Antibiotic Resistance a Growing Concern in EU

     (CN) – EU legislators expressed concern about the rising threat of antibiotic and antimicrobial resistance in human and animal populations, calling the situation “a growing European and global health problem.”
     In a six-page document released Friday, the Council of the European Union called on member states to develop and implement national strategies or action plans for countering antimicrobial resistance (AMR), primarily through the reduced use of antibiotics and antimicrobial agents. The plan also orders European countries to enforce laws prohibiting the illegal sale of antibiotics, limit the use of critically important antimicrobials to acute illnesses and to curtail the use of the drugs as preventative measures.

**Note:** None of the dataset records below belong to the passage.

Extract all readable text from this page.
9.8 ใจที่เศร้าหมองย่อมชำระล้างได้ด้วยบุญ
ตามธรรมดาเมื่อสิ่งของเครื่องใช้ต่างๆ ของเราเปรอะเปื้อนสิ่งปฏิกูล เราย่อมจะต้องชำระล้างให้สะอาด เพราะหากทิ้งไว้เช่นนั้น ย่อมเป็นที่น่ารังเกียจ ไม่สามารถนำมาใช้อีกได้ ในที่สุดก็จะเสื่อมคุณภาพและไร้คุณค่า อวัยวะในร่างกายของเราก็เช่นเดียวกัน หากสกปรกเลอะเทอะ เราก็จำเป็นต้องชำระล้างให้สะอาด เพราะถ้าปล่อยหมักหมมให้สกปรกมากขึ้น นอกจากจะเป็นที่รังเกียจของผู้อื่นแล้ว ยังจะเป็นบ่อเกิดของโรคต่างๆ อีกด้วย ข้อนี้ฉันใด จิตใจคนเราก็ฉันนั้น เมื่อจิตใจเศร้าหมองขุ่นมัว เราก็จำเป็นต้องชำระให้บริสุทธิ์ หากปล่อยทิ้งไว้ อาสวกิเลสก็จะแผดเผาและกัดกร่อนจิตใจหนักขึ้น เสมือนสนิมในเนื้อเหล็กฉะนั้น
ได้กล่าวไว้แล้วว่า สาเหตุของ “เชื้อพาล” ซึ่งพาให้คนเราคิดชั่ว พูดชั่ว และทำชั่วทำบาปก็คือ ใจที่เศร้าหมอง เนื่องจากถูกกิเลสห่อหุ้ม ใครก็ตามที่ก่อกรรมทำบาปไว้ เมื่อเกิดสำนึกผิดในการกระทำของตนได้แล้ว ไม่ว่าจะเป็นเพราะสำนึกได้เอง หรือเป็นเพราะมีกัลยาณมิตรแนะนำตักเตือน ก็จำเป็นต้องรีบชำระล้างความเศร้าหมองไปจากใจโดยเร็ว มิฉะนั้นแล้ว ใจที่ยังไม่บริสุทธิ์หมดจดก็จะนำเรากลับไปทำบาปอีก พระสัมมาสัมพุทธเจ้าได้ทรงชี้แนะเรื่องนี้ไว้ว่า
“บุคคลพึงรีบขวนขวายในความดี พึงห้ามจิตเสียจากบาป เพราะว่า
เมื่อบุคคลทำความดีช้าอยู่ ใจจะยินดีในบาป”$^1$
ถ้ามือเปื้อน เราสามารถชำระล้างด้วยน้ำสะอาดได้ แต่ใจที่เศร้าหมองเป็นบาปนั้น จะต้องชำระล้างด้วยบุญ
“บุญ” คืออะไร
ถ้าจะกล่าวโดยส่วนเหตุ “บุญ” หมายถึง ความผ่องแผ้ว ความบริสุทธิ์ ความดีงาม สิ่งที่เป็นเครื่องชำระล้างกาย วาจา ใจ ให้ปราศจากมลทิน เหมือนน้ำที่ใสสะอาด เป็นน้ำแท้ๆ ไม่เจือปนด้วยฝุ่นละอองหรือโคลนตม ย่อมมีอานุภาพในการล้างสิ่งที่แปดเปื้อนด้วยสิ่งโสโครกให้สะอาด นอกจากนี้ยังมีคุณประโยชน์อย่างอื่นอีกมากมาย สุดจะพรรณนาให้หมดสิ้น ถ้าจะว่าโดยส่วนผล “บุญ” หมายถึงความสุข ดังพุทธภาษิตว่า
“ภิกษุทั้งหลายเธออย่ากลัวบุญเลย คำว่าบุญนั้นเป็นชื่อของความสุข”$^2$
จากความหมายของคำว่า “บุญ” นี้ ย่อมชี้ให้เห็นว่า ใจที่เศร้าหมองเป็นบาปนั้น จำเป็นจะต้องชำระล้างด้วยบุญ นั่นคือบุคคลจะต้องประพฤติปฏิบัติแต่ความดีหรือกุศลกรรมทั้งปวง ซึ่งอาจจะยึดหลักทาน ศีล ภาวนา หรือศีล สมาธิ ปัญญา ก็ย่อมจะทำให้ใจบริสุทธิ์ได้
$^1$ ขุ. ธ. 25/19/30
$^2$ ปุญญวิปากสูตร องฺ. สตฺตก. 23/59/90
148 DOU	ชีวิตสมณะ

     “The Council of the European Union recognizes that the development of AMR is accelerated by excessive and inappropriate use of antimicrobial agents which, together with poor hygiene or poor infection control practices, creates favorable conditions for the development, spread and persistence of resistant microorganisms in both humans and animals,” the council said, also underlining the need for making all antimicrobial agents available by prescription only.
     The council said it also recognized that “some practices in human and in animal healthcare including the possible incentives deriving from the prescription and subsequent sale of antimicrobial agents may lead to inappropriate use and overuse of antimicrobial agents,” and ordered member states to transmit data on prescription and sales of all antibiotics to surveillance systems already in place.
     The council also asked the EU Commission to develop a classification of antimicrobials, including a specific list that are essential in treating infections caused by multiresistant organisms. The lawmakers urged the commission to limit the use of these drugs in humans and especially animals.
     The council said it began working toward “the prudent use of antimicrobial agents in human medicine” in 2001. It recently expanded its efforts to include animal health as part of its “One Health” perspective.
     “The Council of the European Union stresses that AMR is a growing European and global health problem in both humans and animals, leading to limited or poor options for treatment whilst diminishing the quality of life and to important economic consequences in terms of augmenting healthcare costs and productivity losses,” the legislators said, and urged international cooperation to end “an emerging threat to human health.”